The experience of the final year of camp is a universally special one: No matter what camp you go to, you will always remember Gesher, CIT summer, or in my kids’ case, Machon. It is a summer of reflection, tradition, and independence — and in some ways, it is irreplaceable. The other night, as I reflected on my time with my campers and how much they have grown, I cried.
The loss is not my own, but I grieve for my kids, who deserve the most meaningful summer ever. I cried for all of the Jewish kids across the country who will be robbed of one more year of camp.
As more camps get cancelled this summer, campers, counselors, staff members, directors, and parents will mourn their loss. Not just because camp is fun and enriching, but because it cultivates so much growth, both personally and Jewishly.
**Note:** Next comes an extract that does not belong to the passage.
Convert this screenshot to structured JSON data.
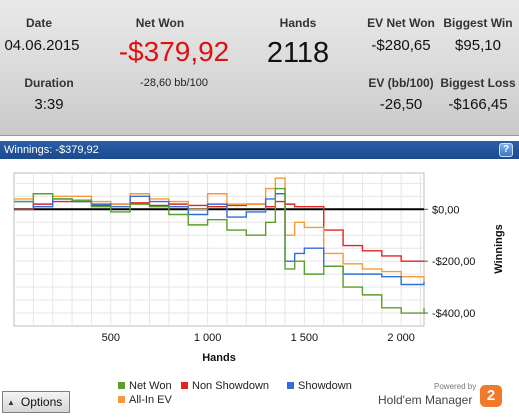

The truth is, even as life is always changing — relationships, passions, identities, struggles — camp has been in the same place, waiting patiently for us to get back so it can provide love, nourishment, and a space to make mistakes (and learn from them).
Coronavirus has changed how camp operates, possibly forever. We may never be able to look at camp communal bathrooms the same, or eagerly approach hugs on Shabbat as we have all of these years. But camp will be back. Even for those of you who have lost your final summer—as every counselor who swore they wouldn’t go back can attest to, a “final summer” doesn’t really exist. And in those summers to come, I know it will be magical to step into the most familiar and welcoming place and continue to grow.